What if you were a musician and could post your music on a platform that had the same features as Spotify, but instead of getting a tiny royalty you were paid most of its value? (Spotify has again lowered it’s payment per stream to $0.00397 on each stream of your track. With an average of 154 streams per track, you could expect a check for 61 cents in 2017… Try not to spend it all in one place!).
Music and entertainment in general are famously centralized industries where artists, authors, film makers and musicians capture only the tiniest sliver of the value of their creative work products. What if, instead of being beholden to one of the big 3 music labels (Warner Music, Sony Music and Universal Music Group) which control nearly 80% of the publishing rights streamed, you could crowdfund your own album production and concert tour, retaining ownership of your own intellectual property and selling royalty stakes to fans who commit to investing in your band? What if you could use the same platform to sell tickets to shows and merchandise without a label, ticketing platform or licensor taking a cut? Soundeon is trying to build this.

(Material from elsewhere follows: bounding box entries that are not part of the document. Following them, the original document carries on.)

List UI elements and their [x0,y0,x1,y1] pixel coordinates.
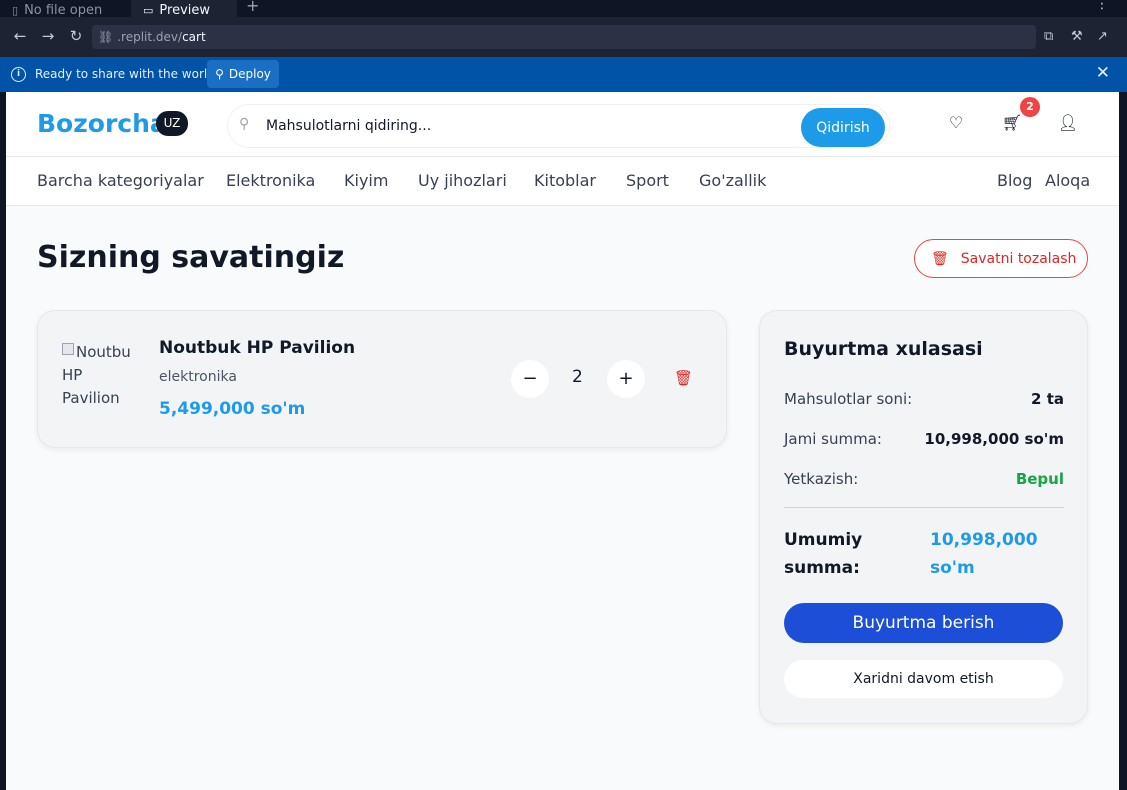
url-domain: .replit.dev/ [117,30,183,44]
cart-count-badge: 2 [1020,97,1040,117]
product-price: 5,499,000 so'm [159,399,306,419]
site-logo[interactable]: Bozorcha [37,109,167,138]
tab-label: No file open [24,3,103,18]
search-icon: ⚲ [239,116,250,132]
deploy-label: Deploy [228,67,271,81]
devices-icon[interactable]: ⧉ [1044,29,1053,44]
decrease-quantity-button[interactable]: − [511,360,549,398]
sum-value: 10,998,000 so'm [924,430,1064,448]
nav-home[interactable]: Uy jihozlari [418,171,507,190]
browser-tabbar: ▯ No file open ▭ Preview + ⋮ [0,0,1127,17]
reload-icon[interactable]: ↻ [67,27,85,45]
nav-beauty[interactable]: Go'zallik [699,171,766,190]
window-edge [1119,92,1127,790]
wrench-icon[interactable]: ⚒ [1071,29,1083,44]
nav-contact[interactable]: Aloqa [1045,171,1090,190]
url-path: cart [182,30,206,44]
url-toolbar: ← → ↻ ⛓ .replit.dev/cart ⧉ ⚒ ↗ [0,17,1127,57]
file-icon: ▯ [12,4,19,17]
nav-all-categories[interactable]: Barcha kategoriyalar [37,171,204,190]
items-label: Mahsulotlar soni: [784,390,913,408]
link-icon: ⛓ [98,30,114,44]
summary-sum-row: Jami summa: 10,998,000 so'm [784,430,1064,448]
more-options-icon[interactable]: ⋮ [1095,0,1109,12]
monitor-icon: ▭ [143,4,154,17]
deploy-button[interactable]: ⚲ Deploy [207,60,279,88]
heart-icon[interactable]: ♡ [944,113,968,137]
clear-cart-button[interactable]: 🗑︎ Savatni tozalash [914,239,1088,278]
cart-icon[interactable]: 🛒︎ [1000,113,1024,137]
nav-books[interactable]: Kitoblar [534,171,596,190]
product-name[interactable]: Noutbuk HP Pavilion [159,338,355,358]
delivery-value: Bepul [1015,470,1064,488]
search-bar: ⚲ Qidirish [227,104,890,148]
summary-delivery-row: Yetkazish: Bepul [784,470,1064,488]
page: Bozorcha UZ ⚲ Qidirish ♡ 🛒︎ 2 👤︎ Barcha … [6,92,1119,790]
broken-image-icon [62,343,74,355]
deploy-message: Ready to share with the world? [35,67,222,81]
summary-divider [784,507,1064,508]
cart-item: Noutbuk HP Pavilion Noutbuk HP Pavilion … [37,310,727,448]
product-image: Noutbuk HP Pavilion [62,341,130,417]
search-input[interactable] [266,115,806,137]
url-field[interactable]: ⛓ .replit.dev/cart [92,25,1036,49]
nav-electronics[interactable]: Elektronika [226,171,315,190]
clear-cart-label: Savatni tozalash [960,250,1077,267]
total-label: Umumiy summa: [784,530,863,578]
summary-title: Buyurtma xulasasi [784,338,983,360]
remove-item-trash-icon[interactable]: 🗑︎ [674,369,693,387]
language-badge[interactable]: UZ [156,111,188,136]
place-order-button[interactable]: Buyurtma berish [784,603,1063,643]
tab-preview[interactable]: ▭ Preview [131,0,237,17]
increase-quantity-button[interactable]: + [607,360,645,398]
items-value: 2 ta [1031,390,1064,408]
tab-label: Preview [159,3,211,18]
sum-label: Jami summa: [784,430,882,448]
tab-no-file-open[interactable]: ▯ No file open [0,0,130,17]
forward-arrow-icon[interactable]: → [39,27,57,45]
summary-items-row: Mahsulotlar soni: 2 ta [784,390,1064,408]
deploy-banner: i Ready to share with the world? ⚲ Deplo… [0,57,1127,92]
site-header: Bozorcha UZ ⚲ Qidirish ♡ 🛒︎ 2 👤︎ [6,92,1119,157]
back-arrow-icon[interactable]: ← [11,27,29,45]
nav-sport[interactable]: Sport [626,171,669,190]
total-value: 10,998,000 so'm [930,530,1038,578]
order-summary: Buyurtma xulasasi Mahsulotlar soni: 2 ta… [759,310,1088,724]
product-category: elektronika [159,369,237,385]
new-tab-button[interactable]: + [246,0,259,15]
search-button[interactable]: Qidirish [801,108,885,147]
page-title: Sizning savatingiz [37,240,345,275]
continue-shopping-button[interactable]: Xaridni davom etish [784,660,1063,698]
nav-blog[interactable]: Blog [997,171,1032,190]
close-icon[interactable]: ✕ [1096,63,1110,83]
info-icon: i [11,67,26,82]
deploy-icon: ⚲ [215,67,224,81]
delivery-label: Yetkazish: [784,470,859,488]
nav-clothing[interactable]: Kiyim [344,171,388,190]
external-link-icon[interactable]: ↗ [1097,29,1108,44]
trash-icon: 🗑︎ [931,250,949,267]
category-nav: Barcha kategoriyalar Elektronika Kiyim U… [6,157,1119,206]
quantity-value: 2 [572,367,583,387]
user-icon[interactable]: 👤︎ [1056,113,1080,137]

These are not pie-in-the-sky ideas. These are actual real-life companies who have funding, offices, flavored waters and softball teams. They all use blockchain technology to replace the traditional role of middle-men companies with direct transactions distributed across a network of computers and phones — instead of centralized in one company’s platform. They are all powered by a cryptocurrency (each blockchain platform requires a medium of exchange for computers in their network to conduct micro-transactions… this is the reason why there are so many different types of cryptocurrency tokens). And yes, the founders of these companies hope to get fabulously wealthy from their efforts… but the difference is that in order to participate in a blockchain platform, you have to own some of that platforms tokens… so the value of the tokens increases with more participants. The creators of the blockchain platforms get paid a percent of the total available tokens — and are gambling that enough people will join the platform and start using it that their tokens will continue to grow in value.
…Or the big companies can do it
All of this is excitingly democratic and disruptive — but of course there’s no reason why a large company that already dominates a market couldn’t build the same thing and shut out the startups before it gets toppled as this McKinsey report recommends they do and, one might argue, China just did.
Since the value of a platform primarily lies in its size (buyers join a platform with the most sellers and sellers join platforms with the most buyers), unseating any incumbent platform is an uphill struggle at best. For example, even TIDAL, helmed by Jay Z and Beyonce who bring massive press opportunities, investors, fans and talent still claims less than 2% of marketshare penetration of streaming services and is rumored to be running out of cash. Microsoft’s Xbox Music recently announced it was exiting the streaming music space. Even offering a much better deal for artists and subscribers alike, mounting a serious competitor to Spotify, Pandora and Apple Music is an uphill struggle at best.